On the acquisition mechanics: yes, you’re buying profitable businesses at normal multiples. The thesis is that charitable ownership improves margins post-acquisition, not that you’re getting a discount upfront. Debt service comes first, charitable distributions come from what remains. If COA improves margins even modestly, the spread over borrowing costs funds both repayment and distributions. Same as any leveraged acquisition, just with a different equity holder. And foundation-owned businesses actually show lower default rates in the data, so lending terms should be competitive or better. The “entire economy” scope follows from the mechanism. The preference operates on profit destination, not product category. And because the preference advantage doesn’t come with a clear operating disadvantage, we’d have to look for when a disadvantage might emerge. This could possibly be businesses like startups, where equity incentives for the key early players might outweigh such an advantage. But in most of the economy, ownership and management are separate. In the lower-middle market, where experimental acquisitions might feasibly take place, the kinds of acquisitions that keep operations in place but change ownership – continuity acquisitions- happen all the time
On the beachhead: agreed, this is what’s needed. I’m working toward a fund structure to do instrumented acquisitions. The goal is generating real data, not just arguing from theory. Section 1.1 of the research compilation has more on the preference research if you want to dig in.

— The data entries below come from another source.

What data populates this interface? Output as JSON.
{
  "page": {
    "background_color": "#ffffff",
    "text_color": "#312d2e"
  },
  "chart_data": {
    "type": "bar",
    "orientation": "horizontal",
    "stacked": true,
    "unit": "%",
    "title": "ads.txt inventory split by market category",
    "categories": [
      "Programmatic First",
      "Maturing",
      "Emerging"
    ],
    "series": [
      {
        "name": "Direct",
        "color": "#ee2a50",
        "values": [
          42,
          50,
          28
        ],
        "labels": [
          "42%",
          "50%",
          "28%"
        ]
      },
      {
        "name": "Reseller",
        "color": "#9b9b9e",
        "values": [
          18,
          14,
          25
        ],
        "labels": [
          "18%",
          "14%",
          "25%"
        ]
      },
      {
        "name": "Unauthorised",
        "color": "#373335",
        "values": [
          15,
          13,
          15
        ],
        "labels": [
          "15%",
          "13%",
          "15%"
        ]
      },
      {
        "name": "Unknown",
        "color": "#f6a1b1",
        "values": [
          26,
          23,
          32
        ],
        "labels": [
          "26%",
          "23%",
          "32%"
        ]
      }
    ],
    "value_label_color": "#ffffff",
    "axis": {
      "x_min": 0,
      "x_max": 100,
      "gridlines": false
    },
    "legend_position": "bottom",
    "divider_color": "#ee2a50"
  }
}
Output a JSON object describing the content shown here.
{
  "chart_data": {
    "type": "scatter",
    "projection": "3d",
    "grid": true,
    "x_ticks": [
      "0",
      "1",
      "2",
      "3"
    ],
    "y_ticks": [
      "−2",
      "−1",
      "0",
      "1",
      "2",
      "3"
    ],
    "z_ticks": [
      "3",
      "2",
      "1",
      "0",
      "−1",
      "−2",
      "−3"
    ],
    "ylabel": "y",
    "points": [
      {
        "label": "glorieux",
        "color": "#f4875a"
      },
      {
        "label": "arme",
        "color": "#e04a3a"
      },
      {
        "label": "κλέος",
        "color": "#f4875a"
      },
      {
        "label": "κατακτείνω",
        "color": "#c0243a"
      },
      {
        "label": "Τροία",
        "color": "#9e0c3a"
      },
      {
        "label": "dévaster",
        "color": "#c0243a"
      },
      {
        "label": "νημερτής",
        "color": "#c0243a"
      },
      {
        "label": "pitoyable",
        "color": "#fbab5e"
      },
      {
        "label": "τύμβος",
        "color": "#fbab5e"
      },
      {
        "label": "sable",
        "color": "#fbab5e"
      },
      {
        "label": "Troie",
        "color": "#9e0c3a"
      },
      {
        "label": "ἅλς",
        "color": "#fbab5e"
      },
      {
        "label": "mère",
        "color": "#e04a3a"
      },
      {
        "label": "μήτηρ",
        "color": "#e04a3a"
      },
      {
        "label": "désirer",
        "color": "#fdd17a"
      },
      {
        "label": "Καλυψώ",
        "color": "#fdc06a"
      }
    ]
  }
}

EDIT: Re AI timelines, one of the risks (certainly not the only one) is that it will cause wealth to be concentrated among the owners of capital. Having charities be the holders of that capital is likely a better outcome than a very small group who are accountable to no one.
If you’re interested in the plausible margin effects, sector selection criteria, and financial projects, you can check out the research compilation that I linked to (Section 1 for stakeholder preference research, Section 4 on the effect of parity (no consumer sacrifice) on adoption, and Sections 9A and 9B on sector selection criteria and financial modeling, respectively).
And Claude helped organize and review the draft, but I wrote it.